Dare gambe alla filiera del biometano non porterebbe solo vantaggi ambientali, ma anche economici e occupazionali: si stimano emissioni di CO2 evitate per 197 milioni di tonnellate al 2050, oltre 21mila posti di lavoro già tra dieci anni e ricadute economiche complessive nell’ordine di 85,8 miliardi di euro.

«C’è un mondo di saperi e di imprenditori, fra privato e università, che si muove su questo fronte innovativo – continua il direttore del Cic, Massimo Centemero – Vogliamo raggruppare le varie realtà su una piattaforma dalla quale decolli una proposta comune. Nel corso degli ultimi tre anni la Piattaforma ha avuto il merito di caratterizzarsi come una cabina di regia tra le associazioni del mondo agricolo, delle utilities, dell’industria del trasporto e mobilità sostenibile e del gas naturale, che a vario titolo hanno interessi nello sviluppo del biometano. In una fase in cui il primo obiettivo era quello di supportare il percorso di costruzione normativa, la caratteristica di coordinamento di diverse associazioni era sufficiente a garantire il raggiungimento degli obiettivi. Nella fase attuale dobbiamo invece valutare la necessità di andare oltre, per essere più rappresentativi a livello anche europeo».

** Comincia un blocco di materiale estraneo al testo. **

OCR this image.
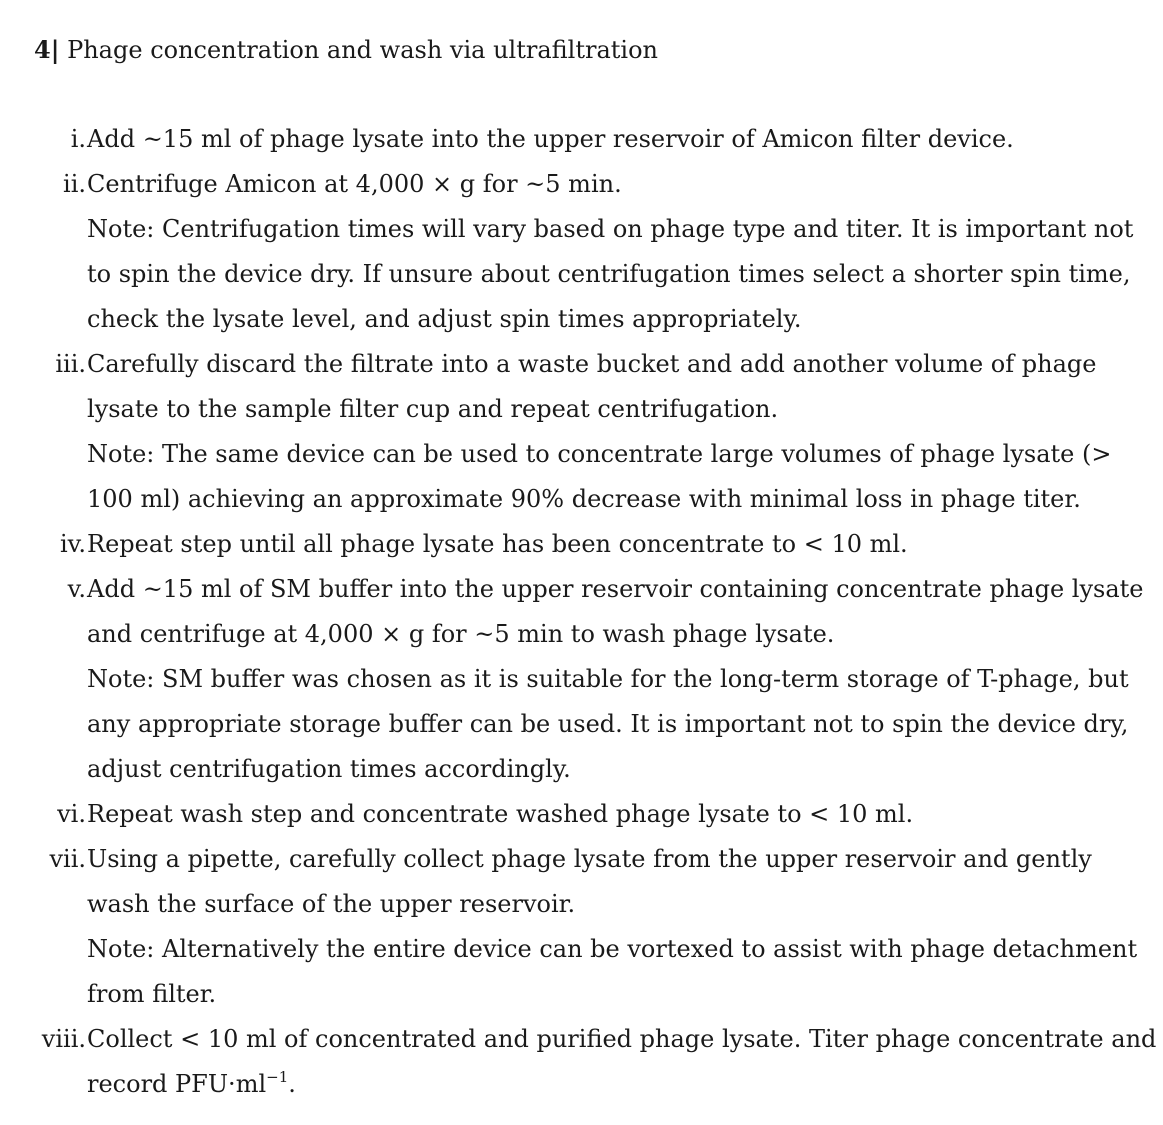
4| Phage concentration and wash via ultrafiltration
i. Add ~15 ml of phage lysate into the upper reservoir of Amicon filter device.
ii. Centrifuge Amicon at 4,000 × g for ~5 min.
Note: Centrifugation times will vary based on phage type and titer. It is important not to spin the device dry. If unsure about centrifugation times select a shorter spin time, check the lysate level, and adjust spin times appropriately.
iii. Carefully discard the filtrate into a waste bucket and add another volume of phage lysate to the sample filter cup and repeat centrifugation.
Note: The same device can be used to concentrate large volumes of phage lysate (> 100 ml) achieving an approximate 90% decrease with minimal loss in phage titer.
iv. Repeat step until all phage lysate has been concentrate to < 10 ml.
v. Add ~15 ml of SM buffer into the upper reservoir containing concentrate phage lysate and centrifuge at 4,000 × g for ~5 min to wash phage lysate.
Note: SM buffer was chosen as it is suitable for the long-term storage of T-phage, but any appropriate storage buffer can be used. It is important not to spin the device dry, adjust centrifugation times accordingly.
vi. Repeat wash step and concentrate washed phage lysate to < 10 ml.
vii. Using a pipette, carefully collect phage lysate from the upper reservoir and gently wash the surface of the upper reservoir.
Note: Alternatively the entire device can be vortexed to assist with phage detachment from filter.
viii. Collect < 10 ml of concentrated and purified phage lysate. Titer phage concentrate and record $PFU\cdot ml^{-1}$.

Anche se pure sul fronte nazionale si mantiene alta la necessità di pungolare in primis le istituzioni, in quanto senza un quadro normativo coerente la rivoluzione del biometano rischia di restare al palo: manca ad esempio il relativo decreto End of waste affinché possano nascere nuovi impianti in grado di trarre il prezioso gas dai rifiuti per poi valorizzarlo a beneficio della comunità.